The EU responded later that month, drawing a distinction between Hamas' military wing and its political leaders by blocking the funds of the Hamas "terrorist wing." The EU went after the Palestinian Islamic Jihad but did not include Hezbollah on its list, although it blocked funds of several individuals tied to the Lebanese-based organization. 

Some note the social welfare work of groups such as Hamas, which sponsors suicide bombings against Israelis, and also provides charitable aid and education to impoverished Palestinians. 

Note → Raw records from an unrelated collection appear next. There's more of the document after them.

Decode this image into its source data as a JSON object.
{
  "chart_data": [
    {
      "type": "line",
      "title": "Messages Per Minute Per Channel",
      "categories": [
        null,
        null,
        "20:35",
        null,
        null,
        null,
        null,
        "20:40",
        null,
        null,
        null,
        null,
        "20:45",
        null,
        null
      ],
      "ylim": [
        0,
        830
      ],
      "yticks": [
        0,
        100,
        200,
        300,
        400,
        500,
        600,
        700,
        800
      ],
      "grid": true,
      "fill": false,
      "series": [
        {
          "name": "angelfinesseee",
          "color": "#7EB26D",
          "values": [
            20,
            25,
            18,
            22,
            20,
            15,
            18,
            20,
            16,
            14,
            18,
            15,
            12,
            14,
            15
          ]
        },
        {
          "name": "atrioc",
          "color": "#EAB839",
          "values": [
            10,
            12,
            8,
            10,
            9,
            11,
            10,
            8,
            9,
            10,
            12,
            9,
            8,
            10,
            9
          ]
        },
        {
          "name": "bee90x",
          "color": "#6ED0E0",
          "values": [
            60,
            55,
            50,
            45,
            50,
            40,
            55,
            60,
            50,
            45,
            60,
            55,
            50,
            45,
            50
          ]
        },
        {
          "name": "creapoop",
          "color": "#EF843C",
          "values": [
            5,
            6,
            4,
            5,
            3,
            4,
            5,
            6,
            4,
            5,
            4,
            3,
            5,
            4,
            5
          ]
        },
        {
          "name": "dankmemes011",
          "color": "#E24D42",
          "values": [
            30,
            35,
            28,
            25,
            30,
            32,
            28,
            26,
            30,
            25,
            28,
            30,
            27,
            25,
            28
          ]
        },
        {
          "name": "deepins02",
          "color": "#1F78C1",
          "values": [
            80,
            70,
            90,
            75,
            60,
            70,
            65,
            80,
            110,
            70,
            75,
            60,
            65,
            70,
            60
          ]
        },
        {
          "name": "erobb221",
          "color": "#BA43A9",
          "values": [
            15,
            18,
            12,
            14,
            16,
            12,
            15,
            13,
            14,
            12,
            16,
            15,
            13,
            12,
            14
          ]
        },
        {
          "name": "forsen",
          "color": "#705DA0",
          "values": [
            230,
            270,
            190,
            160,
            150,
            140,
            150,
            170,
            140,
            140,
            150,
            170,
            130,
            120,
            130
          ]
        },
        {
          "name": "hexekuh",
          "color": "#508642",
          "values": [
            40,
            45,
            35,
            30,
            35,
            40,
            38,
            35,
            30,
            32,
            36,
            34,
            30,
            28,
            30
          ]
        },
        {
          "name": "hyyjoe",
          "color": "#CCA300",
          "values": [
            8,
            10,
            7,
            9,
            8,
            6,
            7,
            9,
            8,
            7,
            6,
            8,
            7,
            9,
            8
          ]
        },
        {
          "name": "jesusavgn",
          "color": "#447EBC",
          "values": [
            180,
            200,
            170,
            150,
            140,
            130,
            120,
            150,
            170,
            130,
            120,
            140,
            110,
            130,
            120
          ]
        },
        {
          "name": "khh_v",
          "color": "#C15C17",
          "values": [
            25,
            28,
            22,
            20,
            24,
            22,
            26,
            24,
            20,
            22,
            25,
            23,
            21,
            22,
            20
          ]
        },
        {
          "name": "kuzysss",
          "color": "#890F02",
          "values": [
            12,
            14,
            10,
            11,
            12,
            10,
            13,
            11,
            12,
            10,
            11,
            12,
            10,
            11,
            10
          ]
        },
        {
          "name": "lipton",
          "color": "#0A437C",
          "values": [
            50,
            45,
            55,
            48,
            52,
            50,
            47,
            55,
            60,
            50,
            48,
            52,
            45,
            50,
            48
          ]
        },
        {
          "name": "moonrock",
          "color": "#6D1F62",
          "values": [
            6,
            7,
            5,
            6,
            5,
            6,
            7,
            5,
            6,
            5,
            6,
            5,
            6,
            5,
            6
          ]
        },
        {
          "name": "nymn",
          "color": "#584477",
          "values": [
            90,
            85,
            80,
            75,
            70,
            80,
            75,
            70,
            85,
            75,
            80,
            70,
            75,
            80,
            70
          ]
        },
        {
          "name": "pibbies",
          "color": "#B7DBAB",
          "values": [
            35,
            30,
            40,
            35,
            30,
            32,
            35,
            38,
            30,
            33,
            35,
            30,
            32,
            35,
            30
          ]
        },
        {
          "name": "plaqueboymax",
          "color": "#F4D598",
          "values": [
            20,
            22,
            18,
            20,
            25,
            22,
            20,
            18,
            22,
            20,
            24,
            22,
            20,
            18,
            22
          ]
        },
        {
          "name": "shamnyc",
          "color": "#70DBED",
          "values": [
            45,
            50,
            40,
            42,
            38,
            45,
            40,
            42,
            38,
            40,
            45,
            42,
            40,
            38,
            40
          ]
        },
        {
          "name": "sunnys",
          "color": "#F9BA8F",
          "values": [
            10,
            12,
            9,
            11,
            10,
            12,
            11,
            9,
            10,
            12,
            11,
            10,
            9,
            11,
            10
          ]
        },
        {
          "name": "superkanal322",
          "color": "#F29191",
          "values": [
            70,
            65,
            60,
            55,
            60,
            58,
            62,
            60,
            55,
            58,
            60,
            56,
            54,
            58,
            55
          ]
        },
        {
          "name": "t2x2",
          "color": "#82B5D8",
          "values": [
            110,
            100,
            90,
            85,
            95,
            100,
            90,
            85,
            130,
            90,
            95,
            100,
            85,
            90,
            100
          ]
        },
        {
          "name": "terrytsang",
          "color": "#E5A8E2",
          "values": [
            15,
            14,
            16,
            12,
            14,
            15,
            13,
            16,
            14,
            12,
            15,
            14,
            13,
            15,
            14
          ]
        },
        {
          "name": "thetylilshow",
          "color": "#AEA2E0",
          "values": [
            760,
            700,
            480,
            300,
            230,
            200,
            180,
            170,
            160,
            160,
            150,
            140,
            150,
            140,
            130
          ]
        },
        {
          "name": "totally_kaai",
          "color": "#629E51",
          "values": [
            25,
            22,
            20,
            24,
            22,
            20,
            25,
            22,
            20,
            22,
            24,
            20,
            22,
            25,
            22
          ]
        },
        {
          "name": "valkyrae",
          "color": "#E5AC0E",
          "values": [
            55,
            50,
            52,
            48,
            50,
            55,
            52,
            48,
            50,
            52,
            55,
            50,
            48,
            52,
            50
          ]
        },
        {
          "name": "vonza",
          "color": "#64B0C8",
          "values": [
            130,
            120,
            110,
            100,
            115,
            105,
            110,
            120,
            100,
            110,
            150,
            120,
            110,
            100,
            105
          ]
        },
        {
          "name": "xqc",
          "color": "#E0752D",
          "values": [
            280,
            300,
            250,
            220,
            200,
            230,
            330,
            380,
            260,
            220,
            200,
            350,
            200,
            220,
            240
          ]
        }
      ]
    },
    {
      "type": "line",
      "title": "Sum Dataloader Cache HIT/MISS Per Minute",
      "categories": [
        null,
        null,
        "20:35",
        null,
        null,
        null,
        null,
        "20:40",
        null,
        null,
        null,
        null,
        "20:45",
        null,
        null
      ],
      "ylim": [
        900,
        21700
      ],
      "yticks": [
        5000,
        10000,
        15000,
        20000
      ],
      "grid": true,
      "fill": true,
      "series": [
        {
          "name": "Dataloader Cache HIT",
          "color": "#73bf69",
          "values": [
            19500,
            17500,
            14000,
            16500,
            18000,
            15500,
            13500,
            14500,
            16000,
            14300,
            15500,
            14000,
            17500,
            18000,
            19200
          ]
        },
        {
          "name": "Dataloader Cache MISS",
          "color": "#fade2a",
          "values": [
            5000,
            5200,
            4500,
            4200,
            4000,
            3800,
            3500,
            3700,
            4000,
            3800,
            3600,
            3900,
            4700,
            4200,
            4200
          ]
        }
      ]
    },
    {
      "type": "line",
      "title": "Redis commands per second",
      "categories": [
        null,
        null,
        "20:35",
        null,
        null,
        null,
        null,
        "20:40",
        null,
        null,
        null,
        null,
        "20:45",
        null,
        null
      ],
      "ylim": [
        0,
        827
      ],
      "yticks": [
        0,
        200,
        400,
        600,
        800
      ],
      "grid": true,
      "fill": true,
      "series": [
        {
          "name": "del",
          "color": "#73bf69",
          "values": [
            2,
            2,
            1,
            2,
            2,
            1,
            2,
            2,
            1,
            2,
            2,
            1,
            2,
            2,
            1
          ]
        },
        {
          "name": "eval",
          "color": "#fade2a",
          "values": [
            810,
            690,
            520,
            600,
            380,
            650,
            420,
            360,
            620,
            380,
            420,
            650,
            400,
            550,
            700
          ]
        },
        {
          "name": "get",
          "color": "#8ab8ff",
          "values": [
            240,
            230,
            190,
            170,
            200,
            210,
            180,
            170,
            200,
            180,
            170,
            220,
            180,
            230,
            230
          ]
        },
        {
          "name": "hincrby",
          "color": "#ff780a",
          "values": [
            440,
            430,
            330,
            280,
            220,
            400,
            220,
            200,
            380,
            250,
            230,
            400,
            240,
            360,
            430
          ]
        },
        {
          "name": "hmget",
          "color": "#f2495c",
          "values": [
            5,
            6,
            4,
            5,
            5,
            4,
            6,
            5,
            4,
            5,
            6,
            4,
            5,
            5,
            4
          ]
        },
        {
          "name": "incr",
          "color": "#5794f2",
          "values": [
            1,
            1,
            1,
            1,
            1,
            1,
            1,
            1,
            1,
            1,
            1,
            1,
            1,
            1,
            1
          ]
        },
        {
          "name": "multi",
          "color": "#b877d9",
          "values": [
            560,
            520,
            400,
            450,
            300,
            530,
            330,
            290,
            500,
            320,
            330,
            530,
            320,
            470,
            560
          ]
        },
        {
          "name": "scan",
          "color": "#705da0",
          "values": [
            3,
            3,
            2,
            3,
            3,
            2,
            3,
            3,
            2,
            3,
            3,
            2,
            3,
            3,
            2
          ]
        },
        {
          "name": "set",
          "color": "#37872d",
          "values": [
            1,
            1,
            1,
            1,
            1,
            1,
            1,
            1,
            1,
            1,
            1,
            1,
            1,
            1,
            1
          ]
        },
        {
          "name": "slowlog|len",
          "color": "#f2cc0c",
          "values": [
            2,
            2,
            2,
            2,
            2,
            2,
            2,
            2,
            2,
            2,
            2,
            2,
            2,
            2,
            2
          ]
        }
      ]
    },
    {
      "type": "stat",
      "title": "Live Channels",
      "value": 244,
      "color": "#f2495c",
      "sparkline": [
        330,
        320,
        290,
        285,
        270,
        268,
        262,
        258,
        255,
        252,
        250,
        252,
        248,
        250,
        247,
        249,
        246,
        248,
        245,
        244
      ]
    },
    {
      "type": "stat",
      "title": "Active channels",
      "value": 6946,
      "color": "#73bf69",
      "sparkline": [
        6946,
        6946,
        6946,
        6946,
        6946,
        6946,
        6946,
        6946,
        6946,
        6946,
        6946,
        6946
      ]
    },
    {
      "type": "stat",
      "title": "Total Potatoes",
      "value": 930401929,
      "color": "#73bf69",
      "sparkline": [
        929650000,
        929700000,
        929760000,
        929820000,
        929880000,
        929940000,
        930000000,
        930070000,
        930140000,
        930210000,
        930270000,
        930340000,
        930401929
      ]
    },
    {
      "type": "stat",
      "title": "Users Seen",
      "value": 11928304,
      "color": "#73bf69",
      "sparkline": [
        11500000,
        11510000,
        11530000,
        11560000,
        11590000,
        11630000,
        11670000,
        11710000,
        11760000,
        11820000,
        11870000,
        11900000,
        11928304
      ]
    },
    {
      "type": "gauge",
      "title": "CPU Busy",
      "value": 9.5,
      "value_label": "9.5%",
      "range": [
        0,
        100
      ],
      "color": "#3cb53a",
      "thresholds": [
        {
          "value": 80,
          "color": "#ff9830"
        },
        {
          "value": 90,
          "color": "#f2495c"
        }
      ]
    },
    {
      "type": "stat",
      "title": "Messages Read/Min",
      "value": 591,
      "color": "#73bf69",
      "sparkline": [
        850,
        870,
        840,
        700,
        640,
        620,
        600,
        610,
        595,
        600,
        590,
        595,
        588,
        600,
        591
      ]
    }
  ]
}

"Europeans have a greater historical sympathy with the use of violence to effect political change," said Louise Richardson, an expert on European terrorism at Harvard University's Radcliffe Institute for Advanced Studies. 

Most surprising in the EU's response to the war on terrorism however, was that it did not seize assets of any Europe-based groups, even though it identified 11 of them — including Spain's Basque ETA, Ireland's Real IRA and the Greece's November 17 group — as terrorist. 

The EU cited a lack of legal basis. The bloc has no law explicitly permitting it to act collectively against groups based on its soil, said Cristina Gallach, spokeswoman for EU foreign affairs chief Javier Solana. 

Beyond domestic groups, Europe's history of strong support for human rights makes it hard to embrace U.S. action against groups in nations with dubious rights records, such as Colombia and Turkey. 

Meanwhile, the United States and some close European allies are urging the EU to reconsider its list. 

Spain, which holds the rotating presidency to the EU, is pressing particularly hard because of its ongoing battle with the Basque separatist group, ETA, whose initials stand for Basque Homeland and Freedom. Battling for independence in the Basque region, ETA has waged a campaign of shootings and bombings that has left some 800 people dead over three decades. 

In a move that could add fuel to Spain's push, the United States late last month expanded its anti-terror campaign by blocking assets against 21 alleged Spanish Basque separatists. 

But EU diplomats say the union isn't expected to immediately follow suit on the Basques, noting that it requires unanimous approval from the 15 member governments to make changes in EU policy. 

When it comes to non-Al Qaeda terrorist groups, moreover, there is little consensus on how to crack down. Even in Washington, some officials believe the United States should focus on the war in Afghanistan, and then search out other Al Qaeda cells worldwide, before expanding the war on terrorism to groups that don't target Americans. 

One danger is the United States could spread its resources too thinly by targeting non-Al Qaeda terrorism, said Vincent Cannistraro, a former CIA counterterrorism chief. 

"Our focus should be totally on closing down a group that is not only targeting Americans but is killing Americans," he said. "This broadening it destroys the focus."